Twitter has posted an update on how its moderation approach called “Unreached Free Speech” is working, and according to the company, it has seen some encouraging results. In April, the website began limiting the reach of tweets that violated its hateful conduct policy and applied a label that read: “Limited visibility: This tweet may violate Twitter’s rules against hateful conduct.” Apparently, Twitter has applied the tag to more than 700,000 posts since then and has proactively prevented ads from appearing next to that content.

The company also claimed that the hashtag reduces a post’s reach by 81 percent, effectively limiting the visibility of posts that potentially exhibit hateful conduct. Besides, Twitter revealed in its update that more than a third of users choose to delete tagged tweets themselves once they’ve been notified that they violated website policy, and only four percent of authors have appealed the tags.

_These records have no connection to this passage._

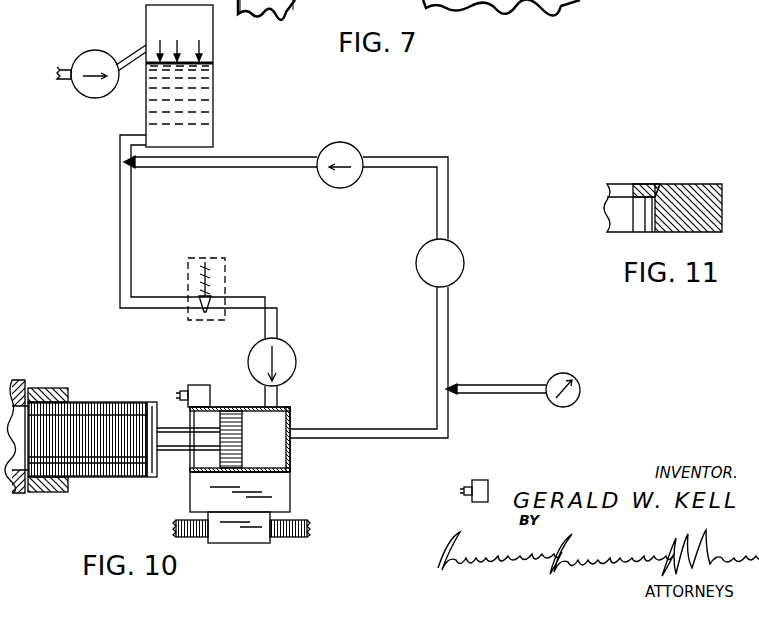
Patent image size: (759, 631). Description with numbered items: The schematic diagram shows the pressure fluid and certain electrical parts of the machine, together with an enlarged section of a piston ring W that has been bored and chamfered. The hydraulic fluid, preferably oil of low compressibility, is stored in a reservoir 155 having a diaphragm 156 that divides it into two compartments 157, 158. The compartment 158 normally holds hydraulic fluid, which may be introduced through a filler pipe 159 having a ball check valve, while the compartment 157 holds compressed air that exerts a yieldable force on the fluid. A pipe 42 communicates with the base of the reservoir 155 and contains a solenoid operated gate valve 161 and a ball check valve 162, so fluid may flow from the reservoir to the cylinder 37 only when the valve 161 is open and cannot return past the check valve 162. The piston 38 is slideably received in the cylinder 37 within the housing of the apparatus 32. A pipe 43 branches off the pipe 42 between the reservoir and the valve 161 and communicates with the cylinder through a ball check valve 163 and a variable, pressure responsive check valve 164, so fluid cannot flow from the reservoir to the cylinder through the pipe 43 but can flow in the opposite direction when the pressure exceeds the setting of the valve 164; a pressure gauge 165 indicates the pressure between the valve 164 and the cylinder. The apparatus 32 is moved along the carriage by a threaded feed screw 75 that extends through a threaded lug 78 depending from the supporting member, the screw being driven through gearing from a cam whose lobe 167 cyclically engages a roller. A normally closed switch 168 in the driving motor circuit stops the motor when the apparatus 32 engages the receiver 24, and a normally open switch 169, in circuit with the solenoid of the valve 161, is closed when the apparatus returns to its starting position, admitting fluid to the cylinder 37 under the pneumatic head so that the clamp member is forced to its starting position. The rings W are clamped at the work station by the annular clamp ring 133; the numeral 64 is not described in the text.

In FIG. 7, the lobe 167 is at (300, 6).
In FIG. 7, the wall 64 is at (528, 6).
In FIG. 10, the compartment 158 is at (210, 107).
In FIG. 10, the diaphragm 156 is at (214, 57).
In FIG. 10, the reservoir 155 is at (214, 79).
In FIG. 10, the filler pipe 159 is at (62, 69).
In FIG. 10, the compartment 157 is at (148, 30).
In FIG. 10, the pipe 42 is at (278, 313).
In FIG. 10, the ball check valve 163 is at (361, 151).
In FIG. 10, the pipe 43 is at (449, 318).
In FIG. 10, the variable pressure responsive check valve 164 is at (463, 258).
In FIG. 10, the pressure gauge 165 is at (581, 390).
In FIG. 10, the solenoid operated gate valve 161 is at (226, 273).
In FIG. 10, the ball check valve 162 is at (296, 357).
In FIG. 10, the switch 168 is at (200, 381).
In FIG. 10, the cylinder 37 is at (292, 414).
In FIG. 10, the piston 38 is at (243, 439).
In FIG. 10, the apparatus 32 is at (299, 478).
In FIG. 10, the threaded lug 78 is at (258, 541).
In FIG. 10, the threaded feed screw 75 is at (301, 526).
In FIG. 10, the switch 169 is at (489, 488).
In FIG. 10, the ring W is at (125, 402).
In FIG. 11, the ring W is at (693, 196).
In FIG. 10, the receiver 24 is at (46, 386).
In FIG. 10, the annular clamp ring 133 is at (25, 382).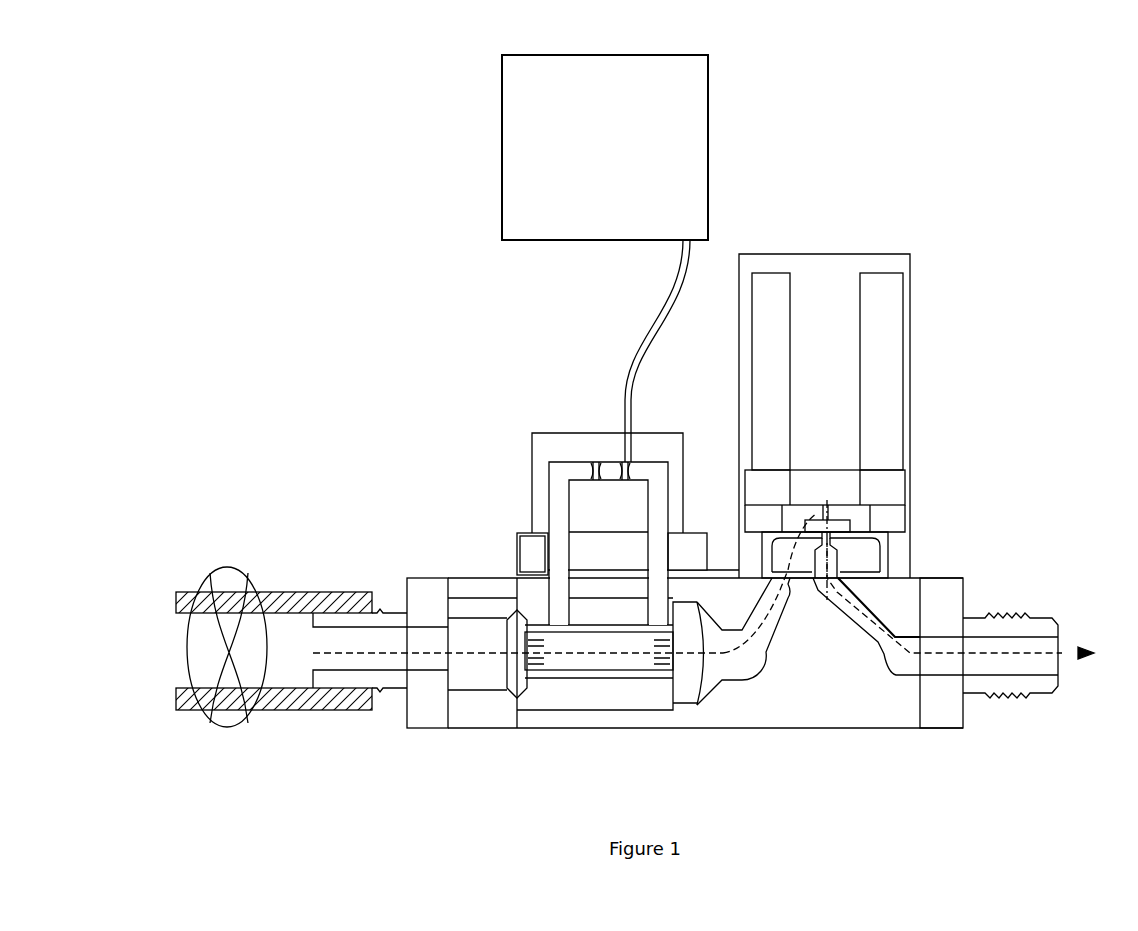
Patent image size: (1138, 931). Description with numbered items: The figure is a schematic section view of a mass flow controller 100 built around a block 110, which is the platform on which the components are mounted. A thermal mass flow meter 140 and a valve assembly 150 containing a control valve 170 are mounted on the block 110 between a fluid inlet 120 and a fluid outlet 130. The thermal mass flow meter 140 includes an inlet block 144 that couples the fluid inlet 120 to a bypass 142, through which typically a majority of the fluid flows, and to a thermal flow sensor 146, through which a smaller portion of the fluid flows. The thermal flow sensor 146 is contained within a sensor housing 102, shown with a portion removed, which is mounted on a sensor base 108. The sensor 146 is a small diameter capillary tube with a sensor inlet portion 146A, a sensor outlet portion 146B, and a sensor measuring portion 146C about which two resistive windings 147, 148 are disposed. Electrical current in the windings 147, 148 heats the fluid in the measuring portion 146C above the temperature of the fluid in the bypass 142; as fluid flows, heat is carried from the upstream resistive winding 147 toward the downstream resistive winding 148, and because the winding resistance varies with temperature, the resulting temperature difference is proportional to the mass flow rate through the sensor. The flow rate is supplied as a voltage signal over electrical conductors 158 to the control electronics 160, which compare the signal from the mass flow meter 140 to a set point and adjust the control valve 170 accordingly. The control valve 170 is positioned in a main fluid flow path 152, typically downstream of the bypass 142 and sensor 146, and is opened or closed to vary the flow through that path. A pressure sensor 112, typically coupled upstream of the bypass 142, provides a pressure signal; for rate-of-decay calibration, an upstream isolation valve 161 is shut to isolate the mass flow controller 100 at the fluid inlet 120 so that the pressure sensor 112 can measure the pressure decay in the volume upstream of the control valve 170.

The fact that the company charges for API access means that most researchers studying hate speech cannot independently verify these claims. But Twitter you are clearly stating that your approach has been effective so far. In fact, the website is going ahead with its plan to expand its tags to include more types of policy violations.

According to their announcement, they will now also tag and downrank posts that violate their abusive behavior and violent speech policies. The tweets to be tagged in the coming weeks will include posts with malicious content directed at individuals, those that encourage others to harass a person or group of people, those that threaten to inflict physical harm on others, and those that tweets that encourage others to commit acts of violence or harm.